Cuando un estímulo es captado por el ojo, el oído, la nariz u otro órgano sensorial, su señal llega al tálamo, donde se traduce al lenguaje del cerebro. Desde el tálamo, la señal es enviada al cerebro emocional y al cerebro racional. El neocórtex y la amígdala están a su vez conectados. La base de la regulación y la inteligencia emocional se encuentra en esta conexión.
La vía que une el tálamo y la amígdala es mucho más corta y más rápida que la vía que une el tálamo con el neocórtex. Esta vía rápida está relacionada con la supervivencia de la especie (milisegundos que permiten salvar la vida ante un peligro real), pero también con las reacciones impulsivas, automáticas y en muchas ocasiones inadecuadas (estallidos emocionales).
En circunstancias normales, los lóbulos prefrontales analizan toda la información recibida, amortiguan los impulsos de la amígdala y ponderan todas las posibles maneras de interpretar (dando lugar a distintos tipos de pensamientos) y de responder al estímulo, eligiendo la más adecuada. El objetivo de esta regulación no es la represión de las emociones, sino el reconocimiento y aceptación de la emoción acompañada de una valoración y un análisis de la acción que la emoción pone en marcha en nuestro cuerpo. Se regula la acción secundaria a la emoción, en ningún caso la emoción.
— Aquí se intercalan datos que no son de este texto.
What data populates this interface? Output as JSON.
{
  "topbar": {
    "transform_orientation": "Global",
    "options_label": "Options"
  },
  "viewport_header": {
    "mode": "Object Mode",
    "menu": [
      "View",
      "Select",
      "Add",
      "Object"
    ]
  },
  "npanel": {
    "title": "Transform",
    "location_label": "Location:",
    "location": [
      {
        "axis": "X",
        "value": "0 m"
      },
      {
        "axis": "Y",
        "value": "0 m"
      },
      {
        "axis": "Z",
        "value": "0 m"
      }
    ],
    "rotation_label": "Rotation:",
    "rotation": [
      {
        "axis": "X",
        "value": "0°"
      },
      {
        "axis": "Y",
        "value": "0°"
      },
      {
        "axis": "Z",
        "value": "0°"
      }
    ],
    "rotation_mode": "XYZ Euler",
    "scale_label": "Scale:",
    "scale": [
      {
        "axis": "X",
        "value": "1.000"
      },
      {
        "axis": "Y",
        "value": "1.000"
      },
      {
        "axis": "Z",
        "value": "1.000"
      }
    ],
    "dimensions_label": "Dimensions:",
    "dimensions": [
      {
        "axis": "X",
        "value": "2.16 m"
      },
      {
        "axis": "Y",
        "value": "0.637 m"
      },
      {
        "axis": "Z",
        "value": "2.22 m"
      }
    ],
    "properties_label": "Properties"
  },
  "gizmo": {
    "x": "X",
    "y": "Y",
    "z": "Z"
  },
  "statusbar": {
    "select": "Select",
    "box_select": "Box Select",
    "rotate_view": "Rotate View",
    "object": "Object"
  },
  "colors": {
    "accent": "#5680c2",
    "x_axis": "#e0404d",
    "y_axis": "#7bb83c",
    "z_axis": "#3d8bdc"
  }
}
Pero, ante situaciones que la amígdala percibe como una amenaza, como un peligro, ya sea este real (fuego, león…) o irreal (ansiedad, miedo, cólera, estrés…), se produce una hiperactivación amigdalar, de tal forma que las señales que emite la amígdala sabotean la capacidad de la corteza prefrontal para realizar sus funciones de regulador emocional y de discernimiento. La mente racional se ve desbordada por la mente emocional. Este hecho, mantenido en el tiempo, está en la base de muchos fracasos escolares y trastornos de comportamiento, ya que es necesario un adecuado funcionamiento de la corteza prefrontal para prestar atención, pensar, realizar una tarea concreta, memorizar, estudiar…
Estas situaciones generadoras de una tensión emocional prolongada provocan en el niño la hiperactivación de la amígdala, al experimentar el mundo como no seguro. Esta hiperactivación está en la base del desequilibrio emocional en el que la corteza prefrontal no puede realizar correctamente sus funciones y lleva al niño a ser esclavo de sus emociones y a actuar impulsivamente bajo su mandato. A estos niños hay que enseñarles a “calmar” su amígdala a través de ejercicios de relajación, de meditación, a través del acompañamiento amoroso, a través de gestos de afecto y cercanía, a través de psicoterapia… En estos casos, los castigos, los gritos por el mal comportamiento o por el fracaso escolar no hacen más que empeorar la situación al activar aún más la amígdala.